Perry Williams

No. 31, 36
- Position: Running back

Personal information
- Born: December 11, 1946 (age 79) Cincinnati, Ohio, U.S.
- Listed height: 6 ft 2 in (1.88 m)
- Listed weight: 219 lb (99 kg)

Career information
- High school: Withrow (Cincinnati)
- College: Purdue
- NFL draft: 1969: 4th round, 90th overall pick

Career history
- Green Bay Packers (1969–1973); Chicago Bears (1974);

Awards and highlights
- Third-team All-American (1967); 2× First-team All-Big Ten (1967, 1968);

Career NFL statistics
- Rushing yards: 547
- Rushing average: 3.1
- Receptions: 37
- Receiving yards: 285
- Total touchdowns: 2
- Stats at Pro Football Reference

= Perry Williams (running back) =

American football player (born 1946)

Perry Andrew Williams (born December 11, 1946) is an American former professional football player who was a running back in the National Football League (NFL). He played college football for the Purdue Boilermakers and was selected by the Green Bay Packers in the fourth round of the 1969 NFL/AFL draft.
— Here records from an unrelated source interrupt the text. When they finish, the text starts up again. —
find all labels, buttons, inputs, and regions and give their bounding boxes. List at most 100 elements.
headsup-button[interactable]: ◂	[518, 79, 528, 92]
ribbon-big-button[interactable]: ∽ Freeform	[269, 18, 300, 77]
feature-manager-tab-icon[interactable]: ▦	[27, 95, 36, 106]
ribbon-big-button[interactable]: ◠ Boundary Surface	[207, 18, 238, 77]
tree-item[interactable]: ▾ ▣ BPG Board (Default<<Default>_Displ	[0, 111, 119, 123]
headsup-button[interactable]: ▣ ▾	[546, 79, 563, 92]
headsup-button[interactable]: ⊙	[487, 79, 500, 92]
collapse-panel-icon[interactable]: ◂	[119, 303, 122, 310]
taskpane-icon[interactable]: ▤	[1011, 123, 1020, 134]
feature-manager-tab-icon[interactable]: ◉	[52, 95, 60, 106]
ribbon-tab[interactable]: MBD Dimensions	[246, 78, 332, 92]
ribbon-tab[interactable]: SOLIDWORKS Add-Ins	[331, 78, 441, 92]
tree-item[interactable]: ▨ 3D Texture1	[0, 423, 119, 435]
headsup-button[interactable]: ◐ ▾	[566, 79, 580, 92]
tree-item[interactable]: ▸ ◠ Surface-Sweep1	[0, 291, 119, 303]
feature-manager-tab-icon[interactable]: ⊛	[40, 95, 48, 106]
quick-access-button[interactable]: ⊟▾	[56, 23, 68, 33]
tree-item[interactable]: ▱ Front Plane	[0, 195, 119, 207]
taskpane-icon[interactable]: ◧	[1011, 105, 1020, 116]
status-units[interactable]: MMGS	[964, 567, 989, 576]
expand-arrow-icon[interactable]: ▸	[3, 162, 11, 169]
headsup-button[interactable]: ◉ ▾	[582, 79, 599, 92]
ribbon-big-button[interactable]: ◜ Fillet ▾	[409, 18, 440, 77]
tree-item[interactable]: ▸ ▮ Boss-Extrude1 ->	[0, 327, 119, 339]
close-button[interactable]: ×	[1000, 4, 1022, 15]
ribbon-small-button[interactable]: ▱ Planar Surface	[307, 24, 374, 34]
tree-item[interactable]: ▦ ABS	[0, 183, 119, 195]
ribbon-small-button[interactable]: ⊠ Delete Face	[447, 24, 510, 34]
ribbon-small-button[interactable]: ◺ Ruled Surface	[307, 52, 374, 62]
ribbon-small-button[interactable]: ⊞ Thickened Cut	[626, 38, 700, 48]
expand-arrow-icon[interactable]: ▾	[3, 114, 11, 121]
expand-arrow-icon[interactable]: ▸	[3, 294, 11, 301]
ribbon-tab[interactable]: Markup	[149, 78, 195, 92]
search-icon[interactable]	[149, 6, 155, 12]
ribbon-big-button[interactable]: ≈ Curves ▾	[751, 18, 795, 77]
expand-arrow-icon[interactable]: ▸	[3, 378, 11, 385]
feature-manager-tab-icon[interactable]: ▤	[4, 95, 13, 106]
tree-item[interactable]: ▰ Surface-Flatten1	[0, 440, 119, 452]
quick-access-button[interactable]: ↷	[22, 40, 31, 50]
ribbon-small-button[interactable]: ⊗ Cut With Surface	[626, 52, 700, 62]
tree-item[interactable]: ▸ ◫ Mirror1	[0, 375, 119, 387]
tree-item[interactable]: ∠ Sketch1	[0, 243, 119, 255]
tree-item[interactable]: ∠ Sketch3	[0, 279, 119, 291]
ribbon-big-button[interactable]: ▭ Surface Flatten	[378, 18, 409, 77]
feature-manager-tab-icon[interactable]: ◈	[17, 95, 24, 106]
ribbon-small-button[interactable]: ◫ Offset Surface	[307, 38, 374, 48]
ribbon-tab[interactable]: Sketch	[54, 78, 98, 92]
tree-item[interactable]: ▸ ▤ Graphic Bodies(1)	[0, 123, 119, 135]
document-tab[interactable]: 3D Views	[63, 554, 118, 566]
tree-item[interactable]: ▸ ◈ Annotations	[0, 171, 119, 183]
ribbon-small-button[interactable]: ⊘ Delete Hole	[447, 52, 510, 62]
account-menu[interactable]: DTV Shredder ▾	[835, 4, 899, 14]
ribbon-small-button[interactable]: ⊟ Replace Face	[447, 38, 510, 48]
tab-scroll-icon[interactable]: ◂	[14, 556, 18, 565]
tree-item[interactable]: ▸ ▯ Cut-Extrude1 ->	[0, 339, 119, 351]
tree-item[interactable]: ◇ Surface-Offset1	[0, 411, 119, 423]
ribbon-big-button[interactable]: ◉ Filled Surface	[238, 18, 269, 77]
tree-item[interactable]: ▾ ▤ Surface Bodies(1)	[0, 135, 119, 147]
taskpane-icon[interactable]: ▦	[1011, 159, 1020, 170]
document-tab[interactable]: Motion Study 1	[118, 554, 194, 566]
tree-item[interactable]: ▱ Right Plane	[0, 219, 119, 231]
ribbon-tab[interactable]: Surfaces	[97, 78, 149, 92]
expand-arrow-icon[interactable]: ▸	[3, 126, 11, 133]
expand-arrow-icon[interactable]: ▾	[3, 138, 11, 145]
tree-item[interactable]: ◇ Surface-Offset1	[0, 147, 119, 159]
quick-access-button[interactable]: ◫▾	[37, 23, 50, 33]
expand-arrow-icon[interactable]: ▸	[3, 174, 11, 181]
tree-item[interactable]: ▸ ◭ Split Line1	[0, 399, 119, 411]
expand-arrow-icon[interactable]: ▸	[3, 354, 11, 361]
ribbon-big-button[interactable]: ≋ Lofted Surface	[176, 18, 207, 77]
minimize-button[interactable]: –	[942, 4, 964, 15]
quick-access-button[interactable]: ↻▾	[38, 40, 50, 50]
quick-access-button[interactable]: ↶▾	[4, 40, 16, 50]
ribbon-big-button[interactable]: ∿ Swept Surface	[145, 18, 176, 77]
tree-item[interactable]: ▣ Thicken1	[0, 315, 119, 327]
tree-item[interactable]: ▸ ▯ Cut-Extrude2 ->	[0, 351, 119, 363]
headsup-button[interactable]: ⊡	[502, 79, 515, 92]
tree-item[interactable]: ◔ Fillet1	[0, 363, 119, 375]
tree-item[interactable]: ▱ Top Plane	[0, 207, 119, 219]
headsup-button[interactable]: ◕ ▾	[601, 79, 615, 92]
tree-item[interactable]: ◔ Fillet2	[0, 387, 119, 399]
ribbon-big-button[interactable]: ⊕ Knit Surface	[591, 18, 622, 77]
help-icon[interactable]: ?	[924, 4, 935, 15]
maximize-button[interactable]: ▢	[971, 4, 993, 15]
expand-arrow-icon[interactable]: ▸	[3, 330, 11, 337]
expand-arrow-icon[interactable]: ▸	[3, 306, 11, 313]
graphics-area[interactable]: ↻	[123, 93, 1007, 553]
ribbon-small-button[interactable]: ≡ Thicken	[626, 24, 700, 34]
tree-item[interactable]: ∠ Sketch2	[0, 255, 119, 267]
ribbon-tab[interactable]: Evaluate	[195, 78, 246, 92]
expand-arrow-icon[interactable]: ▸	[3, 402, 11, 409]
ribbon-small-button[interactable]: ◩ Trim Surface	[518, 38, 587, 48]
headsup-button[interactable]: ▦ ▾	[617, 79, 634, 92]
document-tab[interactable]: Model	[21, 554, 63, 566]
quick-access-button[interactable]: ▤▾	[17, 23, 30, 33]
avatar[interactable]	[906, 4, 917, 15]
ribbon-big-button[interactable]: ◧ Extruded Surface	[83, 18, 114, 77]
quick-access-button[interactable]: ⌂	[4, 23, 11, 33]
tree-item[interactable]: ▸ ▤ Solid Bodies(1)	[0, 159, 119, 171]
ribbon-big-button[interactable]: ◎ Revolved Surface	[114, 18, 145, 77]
Williams is currently ranked high on the Boilermakers' career rushing charts; 8th in attempts (514), 11th in yards (2,049), 4th in rushing touchdowns (30), 5th in total touchdowns (31) and 14th in points (174). In July 2013, Williams was touted as the No. 7 running back in Purdue history.

Williams finished in the top ten of eight offensive categories during his Purdue career; leading the Big Ten Conference in touchdowns and rushing attempts as a sophomore.

==1966 season==
As a sophomore, Williams led the Boilermakers in rushing (750 yds), total yardage (844 yds) and touchdowns (11). He scored both Purdue touchdowns in the Boilermakers' 14-13 victory over USC in the 1967 Rose Bowl. The Boilermakers finished with a record of 9-2 and Top Ten ranking.

==1967 season==
During the 1967 season, Williams at fullback teamed with Leroy Keyes at halfback and Mike Phipps at quarterback to lead the Boilermakers to a record of 8-2, a season high ranking of No. 2 and a win vs. No. 1 Notre Dame.

Williams was named 1st Team All-Big Ten in 1967.

==1968 season==
The 1968 season was nearly identical to the 1967 season. The Boilermakers were 8-2 again, Phipps, Keyes and Williams highlighted the offensive attack; the Boilermakers spent 4 weeks as the No. 1 team in the country. Williams was named 1st Team All-Big Ten in 1968.

Following his Purdue career, Williams was named to the 1968 East-West Shrine Game in San Francisco, CA and the 1968 All-American All-Star game in Tampa, FL.

Williams played for the Green Bay Packers from 1969 to 1973 and the Chicago Bears in 1974 and then moved to the World Football League and spent the 1975 season with the San Antonio Wings.